You're more on the ball than I - haven't flown LH this year, but this sounds like a good move.

Xenia

Depends what you want ;)

Liftdumper
15th Apr 2004, 16:05
I believe the CRJ is quite comfortable in economy.

And it's not the cashcow people on this topic think. The trend (Star Alliance-Austrian) is to use a Dash8-400 prop(!) on routes which are usually flown by CRJ.
For example VIE-AMS or VIE-CPH with a prop. It's comfartabe regarding seat pitch, but take into account the much lower speed.

Both aircraft have the same costs on those routes, with twenty seats more on the Dash8.

I think the company here doesn't really understand its customers.

Curious Pax
15th Apr 2004, 16:20
Xenia,
You started a long thread in the Agony Aunt Forum some time ago where you made it very clear that size did indeed matter!!
It was too small!! (http://www.pprune.org/forums/showthread.php?s=&threadid=76327)
Marge had to close it in the end as it was even making her blush!!

MarkD
16th Apr 2004, 21:06
Today's Toronto Star mentioned in passing a putative $2bn to develop a new RJ for Bombardier. No other details.

BEagle
17th Apr 2004, 10:16
Hope that they'll NB that the cabin needs to be about 12" wider if they intend to offer 'business class' with a 2+2 layout!

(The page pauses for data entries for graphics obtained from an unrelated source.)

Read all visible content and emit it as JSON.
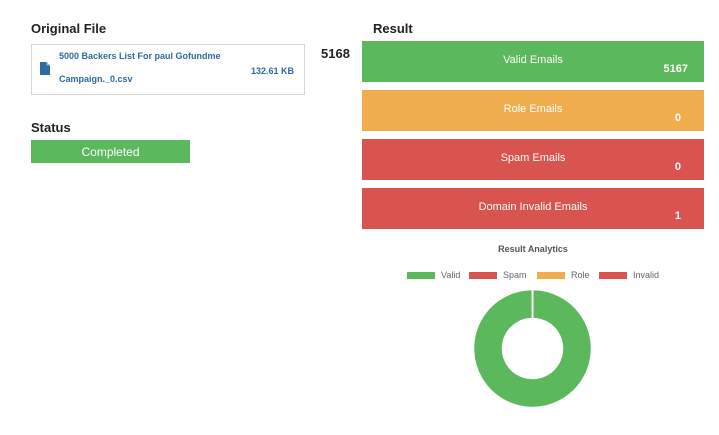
{
  "original_file": {
    "heading": "Original File",
    "file_name_line1": "5000 Backers List For paul Gofundme",
    "file_name_line2": "Campaign._0.csv",
    "file_size": "132.61 KB"
  },
  "status": {
    "heading": "Status",
    "value": "Completed"
  },
  "total_count": "5168",
  "result": {
    "heading": "Result",
    "cards": [
      {
        "label": "Valid Emails",
        "count": "5167",
        "color": "#5cb85c"
      },
      {
        "label": "Role Emails",
        "count": "0",
        "color": "#f0ad4e"
      },
      {
        "label": "Spam Emails",
        "count": "0",
        "color": "#d9534f"
      },
      {
        "label": "Domain Invalid Emails",
        "count": "1",
        "color": "#d9534f"
      }
    ]
  },
  "chart_data": {
    "type": "pie",
    "title": "Result Analytics",
    "categories": [
      "Valid",
      "Spam",
      "Role",
      "Invalid"
    ],
    "values": [
      5167,
      0,
      0,
      1
    ],
    "colors": [
      "#5cb85c",
      "#d9534f",
      "#f0ad4e",
      "#d9534f"
    ],
    "legend_position": "top"
  }
}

Have decided to delay my return from Germany next week by 2 hours - just to ensure that I don't have to travel in a CRJ!

PaperTiger
17th Apr 2004, 14:56
Yes, Bombardier is in a quandary. Their Challenger-based tubes are at a dead end as far as further RJ development goes and having eschewed the (Shorts) RJX a few years back they are now faced with coming up with a completely new design. $2bn to do that sounds low to me.

Embraer has raised the bar with the 170/190 and even if Bombardier does decide to compete, they will be at least 3 years behind in the market. Only chance is to leapfrog Embraer and come up with something substantially more efficient and user-friendly for which the airlines would be willing to wait. Don't see it myself, I think they'll retrench into the bizjet sphere, after all the whole CRJ thing was a very happy bit of serendipity - stretching the Challenger just when the market was right (although it was 2-3 years before it really took off).